La consultation s’étalera sur 4 à 6 semaines à compter du mois prochain. Photo: Photo gracieuseté

À la veille des travaux de consultation sur la discrimination et le racisme systémique, il y a encore des zones d’ombre au tableau pour les organismes comme Paroles d’excluEs qui mèneront les consultations locales.

«La consultation est en train de démarrer, mais on a peu d’information encore à ce stade-ci», reconnait Amélie Daigle, la coordinatrice générale de Paroles d’excluEs.
L’organisme est le seul qui s’occupera de recueillir les témoignages pendant les consultations locales à Montréal-Nord.
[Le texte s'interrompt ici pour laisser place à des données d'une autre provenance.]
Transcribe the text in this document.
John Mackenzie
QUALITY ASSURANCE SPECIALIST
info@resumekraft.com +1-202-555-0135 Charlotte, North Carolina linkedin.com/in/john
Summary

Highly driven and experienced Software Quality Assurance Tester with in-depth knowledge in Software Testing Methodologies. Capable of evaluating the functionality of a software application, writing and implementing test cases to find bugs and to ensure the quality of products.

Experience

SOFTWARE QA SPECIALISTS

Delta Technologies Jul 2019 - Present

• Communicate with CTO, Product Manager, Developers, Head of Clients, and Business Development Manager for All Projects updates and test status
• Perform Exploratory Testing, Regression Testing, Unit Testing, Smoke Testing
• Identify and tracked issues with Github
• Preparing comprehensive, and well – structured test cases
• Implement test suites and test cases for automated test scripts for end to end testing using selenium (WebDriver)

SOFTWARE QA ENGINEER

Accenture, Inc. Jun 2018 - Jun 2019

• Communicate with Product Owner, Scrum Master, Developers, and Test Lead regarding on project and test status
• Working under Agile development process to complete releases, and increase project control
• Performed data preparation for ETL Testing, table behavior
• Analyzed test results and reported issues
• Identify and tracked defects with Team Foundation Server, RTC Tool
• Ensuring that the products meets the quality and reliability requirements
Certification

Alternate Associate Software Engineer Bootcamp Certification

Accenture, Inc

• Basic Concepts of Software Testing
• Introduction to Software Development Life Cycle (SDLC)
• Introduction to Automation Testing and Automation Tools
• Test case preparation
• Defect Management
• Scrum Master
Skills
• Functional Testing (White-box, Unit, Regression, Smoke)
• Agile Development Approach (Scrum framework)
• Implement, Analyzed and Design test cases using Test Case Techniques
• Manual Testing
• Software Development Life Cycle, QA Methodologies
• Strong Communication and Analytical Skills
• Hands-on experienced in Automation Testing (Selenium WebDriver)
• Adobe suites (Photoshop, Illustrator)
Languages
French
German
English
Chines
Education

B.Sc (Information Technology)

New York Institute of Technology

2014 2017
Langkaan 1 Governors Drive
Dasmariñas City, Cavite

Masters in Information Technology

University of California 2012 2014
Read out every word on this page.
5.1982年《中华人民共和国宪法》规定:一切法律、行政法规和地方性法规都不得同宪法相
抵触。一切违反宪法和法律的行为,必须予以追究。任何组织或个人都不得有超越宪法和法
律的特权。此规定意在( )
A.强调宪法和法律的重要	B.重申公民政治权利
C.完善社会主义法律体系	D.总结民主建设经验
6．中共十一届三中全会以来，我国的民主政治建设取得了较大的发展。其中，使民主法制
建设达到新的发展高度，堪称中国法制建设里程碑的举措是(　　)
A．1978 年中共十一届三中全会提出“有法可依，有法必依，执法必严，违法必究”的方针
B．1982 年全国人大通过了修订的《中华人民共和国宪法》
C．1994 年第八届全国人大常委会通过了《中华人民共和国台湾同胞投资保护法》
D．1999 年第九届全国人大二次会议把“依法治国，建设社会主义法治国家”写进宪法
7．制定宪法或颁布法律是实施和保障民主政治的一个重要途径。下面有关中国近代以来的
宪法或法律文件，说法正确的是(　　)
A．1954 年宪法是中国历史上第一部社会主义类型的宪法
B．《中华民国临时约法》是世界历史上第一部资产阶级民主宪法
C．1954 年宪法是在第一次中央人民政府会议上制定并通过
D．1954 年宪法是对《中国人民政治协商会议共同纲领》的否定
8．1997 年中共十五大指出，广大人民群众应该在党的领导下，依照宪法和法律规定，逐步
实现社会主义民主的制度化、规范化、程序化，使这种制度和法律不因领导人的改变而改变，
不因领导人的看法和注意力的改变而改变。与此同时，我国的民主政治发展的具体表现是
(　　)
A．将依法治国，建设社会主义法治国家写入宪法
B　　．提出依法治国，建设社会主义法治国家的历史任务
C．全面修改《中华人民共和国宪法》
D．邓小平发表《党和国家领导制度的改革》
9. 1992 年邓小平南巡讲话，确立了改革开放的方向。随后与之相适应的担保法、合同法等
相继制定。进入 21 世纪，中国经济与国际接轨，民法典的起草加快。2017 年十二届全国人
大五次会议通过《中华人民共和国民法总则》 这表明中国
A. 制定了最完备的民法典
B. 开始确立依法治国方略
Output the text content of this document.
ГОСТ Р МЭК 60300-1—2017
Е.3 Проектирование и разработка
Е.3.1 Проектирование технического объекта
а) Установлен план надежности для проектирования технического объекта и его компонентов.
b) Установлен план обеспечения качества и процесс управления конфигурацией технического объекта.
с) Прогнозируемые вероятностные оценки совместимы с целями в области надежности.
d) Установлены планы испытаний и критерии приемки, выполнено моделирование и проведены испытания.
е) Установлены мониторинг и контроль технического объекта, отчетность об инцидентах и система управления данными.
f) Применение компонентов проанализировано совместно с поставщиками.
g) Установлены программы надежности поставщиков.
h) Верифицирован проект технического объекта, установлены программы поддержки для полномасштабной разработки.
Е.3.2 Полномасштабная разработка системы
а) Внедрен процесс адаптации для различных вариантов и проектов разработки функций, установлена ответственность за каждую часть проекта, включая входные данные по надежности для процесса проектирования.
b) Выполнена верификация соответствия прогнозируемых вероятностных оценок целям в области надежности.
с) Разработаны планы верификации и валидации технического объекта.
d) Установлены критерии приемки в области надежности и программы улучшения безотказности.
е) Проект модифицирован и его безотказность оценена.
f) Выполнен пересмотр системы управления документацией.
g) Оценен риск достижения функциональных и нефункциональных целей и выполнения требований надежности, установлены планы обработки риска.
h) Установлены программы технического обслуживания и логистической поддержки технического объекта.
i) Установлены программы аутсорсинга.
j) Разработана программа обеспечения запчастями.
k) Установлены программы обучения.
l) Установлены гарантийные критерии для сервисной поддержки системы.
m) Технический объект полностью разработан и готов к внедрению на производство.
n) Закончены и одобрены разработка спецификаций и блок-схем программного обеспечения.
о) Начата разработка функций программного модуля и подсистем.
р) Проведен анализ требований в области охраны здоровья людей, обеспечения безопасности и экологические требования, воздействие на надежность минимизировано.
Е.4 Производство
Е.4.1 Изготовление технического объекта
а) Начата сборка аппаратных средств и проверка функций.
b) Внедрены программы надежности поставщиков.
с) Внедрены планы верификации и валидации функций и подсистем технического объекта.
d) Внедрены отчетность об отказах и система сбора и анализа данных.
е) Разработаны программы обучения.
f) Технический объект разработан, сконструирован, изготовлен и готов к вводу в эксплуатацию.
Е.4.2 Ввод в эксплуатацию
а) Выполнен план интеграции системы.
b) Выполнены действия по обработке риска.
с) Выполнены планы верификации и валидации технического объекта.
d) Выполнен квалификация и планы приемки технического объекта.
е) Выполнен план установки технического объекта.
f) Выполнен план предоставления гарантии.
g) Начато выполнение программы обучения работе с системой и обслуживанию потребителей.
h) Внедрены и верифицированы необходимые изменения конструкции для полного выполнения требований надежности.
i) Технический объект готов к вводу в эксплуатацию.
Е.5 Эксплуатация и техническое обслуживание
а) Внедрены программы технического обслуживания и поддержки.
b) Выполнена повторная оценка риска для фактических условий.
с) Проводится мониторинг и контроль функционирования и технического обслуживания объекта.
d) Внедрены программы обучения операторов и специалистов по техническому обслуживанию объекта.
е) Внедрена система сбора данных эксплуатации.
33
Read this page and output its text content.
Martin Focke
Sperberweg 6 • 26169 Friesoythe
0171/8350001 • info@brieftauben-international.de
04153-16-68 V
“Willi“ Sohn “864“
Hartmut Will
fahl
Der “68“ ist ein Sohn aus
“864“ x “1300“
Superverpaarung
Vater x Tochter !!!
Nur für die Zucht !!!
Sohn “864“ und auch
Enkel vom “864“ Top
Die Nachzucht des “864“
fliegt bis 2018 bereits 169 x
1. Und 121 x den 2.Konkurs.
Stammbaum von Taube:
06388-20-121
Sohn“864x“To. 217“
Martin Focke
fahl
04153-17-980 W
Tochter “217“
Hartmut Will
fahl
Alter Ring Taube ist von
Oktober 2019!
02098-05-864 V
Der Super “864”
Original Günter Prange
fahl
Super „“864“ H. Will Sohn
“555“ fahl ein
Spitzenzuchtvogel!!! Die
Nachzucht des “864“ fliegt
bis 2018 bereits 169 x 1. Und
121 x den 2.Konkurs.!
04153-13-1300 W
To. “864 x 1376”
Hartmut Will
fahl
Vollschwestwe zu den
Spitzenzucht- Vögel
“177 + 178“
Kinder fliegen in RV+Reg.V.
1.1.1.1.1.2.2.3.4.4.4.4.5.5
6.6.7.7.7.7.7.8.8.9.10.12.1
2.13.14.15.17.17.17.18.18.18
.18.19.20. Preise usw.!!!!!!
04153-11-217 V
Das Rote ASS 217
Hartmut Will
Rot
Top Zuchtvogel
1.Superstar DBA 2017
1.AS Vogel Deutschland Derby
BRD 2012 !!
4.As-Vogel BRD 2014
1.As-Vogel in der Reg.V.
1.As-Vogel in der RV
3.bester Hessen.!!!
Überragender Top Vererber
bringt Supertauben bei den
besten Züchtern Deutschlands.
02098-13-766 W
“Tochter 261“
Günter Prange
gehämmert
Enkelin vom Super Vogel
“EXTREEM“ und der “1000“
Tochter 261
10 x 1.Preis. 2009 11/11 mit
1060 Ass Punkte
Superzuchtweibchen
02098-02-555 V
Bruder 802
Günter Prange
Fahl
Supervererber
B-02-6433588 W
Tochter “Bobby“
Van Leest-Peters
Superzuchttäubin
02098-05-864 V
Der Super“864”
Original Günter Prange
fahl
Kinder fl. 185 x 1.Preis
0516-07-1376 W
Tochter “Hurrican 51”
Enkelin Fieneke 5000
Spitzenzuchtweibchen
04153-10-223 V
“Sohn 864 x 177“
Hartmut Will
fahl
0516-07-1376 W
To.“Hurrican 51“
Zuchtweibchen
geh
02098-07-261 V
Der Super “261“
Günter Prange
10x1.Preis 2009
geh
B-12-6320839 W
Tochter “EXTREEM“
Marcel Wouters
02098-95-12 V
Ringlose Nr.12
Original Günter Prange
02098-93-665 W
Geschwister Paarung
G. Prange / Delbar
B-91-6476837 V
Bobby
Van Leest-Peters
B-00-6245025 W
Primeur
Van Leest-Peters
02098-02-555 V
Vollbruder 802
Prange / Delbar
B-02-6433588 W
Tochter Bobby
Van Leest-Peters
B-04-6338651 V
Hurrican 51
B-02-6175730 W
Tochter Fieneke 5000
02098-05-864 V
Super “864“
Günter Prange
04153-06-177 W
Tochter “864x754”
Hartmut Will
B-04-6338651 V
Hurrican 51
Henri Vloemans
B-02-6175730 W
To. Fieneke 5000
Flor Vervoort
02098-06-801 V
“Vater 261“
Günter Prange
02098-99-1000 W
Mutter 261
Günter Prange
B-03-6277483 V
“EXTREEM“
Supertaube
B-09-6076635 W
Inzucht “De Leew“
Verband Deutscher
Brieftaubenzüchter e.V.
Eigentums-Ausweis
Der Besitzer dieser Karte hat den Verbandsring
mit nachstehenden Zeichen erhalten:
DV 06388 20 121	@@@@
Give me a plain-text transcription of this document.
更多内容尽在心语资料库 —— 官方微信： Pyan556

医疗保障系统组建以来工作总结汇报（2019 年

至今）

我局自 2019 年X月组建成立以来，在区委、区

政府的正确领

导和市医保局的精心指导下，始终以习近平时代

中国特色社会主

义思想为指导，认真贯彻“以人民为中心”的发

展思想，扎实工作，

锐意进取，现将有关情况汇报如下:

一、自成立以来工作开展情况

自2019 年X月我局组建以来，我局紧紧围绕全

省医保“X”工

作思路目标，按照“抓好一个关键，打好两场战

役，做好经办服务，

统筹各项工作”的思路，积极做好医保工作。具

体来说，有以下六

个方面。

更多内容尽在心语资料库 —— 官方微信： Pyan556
Consciente des apports et des limites de la démarche, Mme Daigle s’apprête à entamer la consultation la tête sur les épaules malgré tout.
«On est conscient que le processus a été précipité et qu’il s’inscrit dans une dynamique où on se doit d’être vigilant au niveau du potentiel de récupération politique, appuie-t-elle. En même temps, on a choisi d’y participer parce que c’est fondamental de parler de ces choses-là pour qu’elles soient dans l’agenda public».

Un cadre encore flou
Pour l’organisme qui travaille à la prise de parole des citoyens pour faire tomber les obstacles structurels de l’exclusion, il était naturel de déposer une candidature auprès de la Commission des droits de la personne et des droits de la jeunesse pour organiser les consultations.
«Cela rejoint notre démarche, on a déjà une équipe dédiée à ce type de recherche et on est en mesure d’aller chercher des témoignages de façon éthique et respectueuse», partage Mme Daigle qui n’aurait pas posé de candidature sans cette expertise préalable.
Jouissant de «beaucoup de flexibilité» et d’une «belle latitude», Paroles d’excluEs a développé sa propre méthodologie de  collecte de témoignages.
L’organisme collaborera avec d’autres associations du milieu pour tenir des rencontres individuelles et des groupes de réflexion avec les personnes qui se seront identifiées volontairement.
Sans être nécessairement enregistrés, les entretiens se feront dans un milieu où les participants seront «totalement libres de paroles», et pourront ne pas être identifiés par la suite.
Ils auront lieu dans les bureaux de Paroles d’excluEs et des organismes partenaires, et «pourquoi pas dans le salon des participants», suggère Mme Daigle. «Notre approche est d’être là où les gens sont», affirme-t-elle. Mais seule l’équipe de recherche de Paroles d’excluEs sera habilitée à recueillir les témoignages.
Une proximité avec les personnes appelées à témoigner qui est décriée, notamment par la Coalition Avenir Québec (CAQ) et le Parti Québécois (PQ).

Des OBNL critiqués
Après avoir demandé, tout comme la CAQ, l’annulation pure et simple de la consultation, le chef du PQ, Jean-François Lisée a récemment accusé les organisations retenues d’être à la fois «juges et parties», dans ce dossier, se demandant si ce n’était pas «le contraire d’une consultation ouverte et neutre».
Mais cette question, Mme Daigle ne l’appréhende pas sous le même angle. Pour elle, le fait que la consultation soit décentralisée et portée par des groupes qui sont directement sur le terrain est «justement l’élément intéressant» de la formule actuelle.
Selon elle, cette notion d’impartialité des OBNL est un faux débat puisqu’elle estime que la consultation prend déjà un positionnement dans son orientation de départ. «On n’est pas dans une enquête large qui cherche à explorer la perception de l’ensemble des Québécois sur le racisme. Cette consultation cherche spécifiquement à rejoindre des gens qui ont vécu des expériences liées au racisme systémique; donc le choix des organisations permet justement d’aller rejoindre les premiers concernés qui sont malheureusement sous représentés dans ce débat.»
Interrogée à sujet, Carole Poirier, la porte-parole péquiste en matière d’immigration et de communauté culturelle, a réitéré la position de son parti en clamant que la consultation se résumait à «un procès des Québécois».
«L’idée même de dire cela est en soi une phrase obscène, a réagi Haroun Bouazzi, en pesant ses mots. D’abord elle nous passe pour des traitres à la nation mais en  plus elle nous exclut de notre identité québécoise, donc en soit cette phrase fait partie du racisme systémique», assure le coprésident de l’Association des Musulmans et des Arabes pour la Laïcité au Québec.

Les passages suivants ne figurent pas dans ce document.